I don’t even know where to start. I mean, I’ve been here before: heartsick, nettled, hurt, with a tight ball scratching the middle of my throat as I shake my head and say that this cannot continue.

How can it keep going on like this? The breaking point, we passed that long ago. But here we are again, staring at this thing — this assault on Black Lives — fresh.

 

USATODAY-Victims

 

But for me, the words, they are not coming this time. They’ve been lost, or more likely trapped beneath unbearable grief, outrage and exasperation at being here at this horrible nexus once more. Others have managed to drag sentiment and emotion out from under the rubble of all this and push the right sentences together to express how they feel, how I feel. And I’m grateful for that. I’m grateful for their important voices, letting me know that they’ve been crushed under the weight of it, too; that they are sick and tired of this warped paradigm and are desperately searching for new roads out of this deep, ugly pit into which we continue to sink.

People like Jon Stewart.

And people like:

Jamil Smith in The New Republic.

Anthea Butler in The Washington Post.

Charles P. Pierce in Esquire.

Ta-Nehisi Coates in The Atlantic.

Updated to include:

Edwidge Danticat in The New Yorker

And this must-read piece by Claudia Rankine called “The Condition of Black Life Is One of Mourning”  in The New York Times Magazine. Rankine grabs all that’s weighing down my heart and spills it out across the page. For example, she writes:

“The truth, as I see it, is that if black men and women, black boys and girls, mattered, if we were seen as living, we would not be dying simply because whites don’t like us. Our deaths inside a system of racism existed before we were born. The legacy of black bodies as property and subsequently three-fifths human continues to pollute the white imagination. To inhabit our citizenry fully, we have to not only understand this, but also grasp it.”

I read Rankine’s piece standing at the kitchen counter, barely able to move, my skin soaking up each word.

New Yorker cover story "Charleston Nine"

(via The New Yorker)

These people (and many more) are helping me find my footing and focus again.

And while I’ve finally steadied myself enough to read about the nine victims killed at Emanuel African Methodist Episcopal Church in Charleston, South Carolina, on sites like BuzzFeed, I simply wasn’t prepared to watch this video of the victims’ families addressing the man who murdered their loved ones.

“You took something very precious away from me. I will never talk to her ever again. I will never be able to hold her again. But I forgive you.”

They forgave him, while the despair and unimaginable pain were still raw and clawing at them. They forgave him. They looked at this man covered in darkness and evil and they let their light shine on him. Hearing the emotion in the families’ voices… it crushed me all over again, just wrenched my soul.

I’ve been trying to take care of myself, my mind and spirit, by backing away from social media on this horrible massacre and instead hanging out with my son this week, the start of his summer break. We went to a baking workshop where kids can make cookies one day, and off to a feel-good movie about well, feelings, the next day. I’ve put my entire effort into being a light for him, and he has been — as always — a clear and clean source of joy for me.

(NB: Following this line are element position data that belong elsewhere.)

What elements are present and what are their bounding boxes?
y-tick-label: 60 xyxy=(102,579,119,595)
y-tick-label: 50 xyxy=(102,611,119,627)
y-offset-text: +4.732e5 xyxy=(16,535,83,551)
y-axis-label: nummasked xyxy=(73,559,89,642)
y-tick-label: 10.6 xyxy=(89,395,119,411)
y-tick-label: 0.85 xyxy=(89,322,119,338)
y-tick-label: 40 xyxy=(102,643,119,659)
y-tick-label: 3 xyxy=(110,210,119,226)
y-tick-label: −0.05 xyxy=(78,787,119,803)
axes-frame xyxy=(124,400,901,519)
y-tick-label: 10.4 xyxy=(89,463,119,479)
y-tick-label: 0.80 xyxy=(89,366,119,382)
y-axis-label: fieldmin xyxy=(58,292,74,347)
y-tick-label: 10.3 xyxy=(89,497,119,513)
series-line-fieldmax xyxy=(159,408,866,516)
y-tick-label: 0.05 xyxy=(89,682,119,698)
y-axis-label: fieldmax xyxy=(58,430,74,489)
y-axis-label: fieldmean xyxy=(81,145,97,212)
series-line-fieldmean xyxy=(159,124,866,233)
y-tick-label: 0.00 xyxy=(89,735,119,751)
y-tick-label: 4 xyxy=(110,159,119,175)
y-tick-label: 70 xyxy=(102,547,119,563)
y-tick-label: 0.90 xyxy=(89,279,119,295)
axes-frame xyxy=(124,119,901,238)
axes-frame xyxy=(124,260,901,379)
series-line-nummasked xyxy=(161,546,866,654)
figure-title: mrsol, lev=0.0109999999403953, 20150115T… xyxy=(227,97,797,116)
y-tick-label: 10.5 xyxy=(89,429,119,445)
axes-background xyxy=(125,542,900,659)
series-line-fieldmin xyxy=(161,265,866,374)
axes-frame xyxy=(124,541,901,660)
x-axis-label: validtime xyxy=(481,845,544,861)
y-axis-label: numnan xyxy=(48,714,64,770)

Cookie for Calm | Ms. Mary Mack

But I’m still tired. I’m still sad and angry. I’m still at a loss for what to do next, for how to get out of the quicksand of hopelessness.

Then on Friday, a friend posted something on Facebook that felt like a firm, steady hand lifting me up out of the muck. She did some research on things that she can do to “honor the victims of the terror attack in Charleston, and any ongoing efforts to unite and educate the public on how we can actively fight against racism.”

Here are some of the resources that she gathered:

And I’d like to add one more thing, especially for those of you who have a platform — a blog, a social media following, or whatever — please speak up. Even if you feel like you don’t have the words or fear saying them in the “wrong” way, please push that aside and lift up your voice. Write a blog post. Say a few words of meaning in the comment/caption of your Instagram photo. Share an important or informative article with your social media circle.

Do not be lulled into this false idea that it’s someone else’ s fight.

Do not let your silence betray your heart.

You are needed. Your voice, your support, they are needed. This battle is ours, and it’s going to take everyone operating on love, compassion, truth, and justice to bring about any real and meaningful change. Because it must change. It must.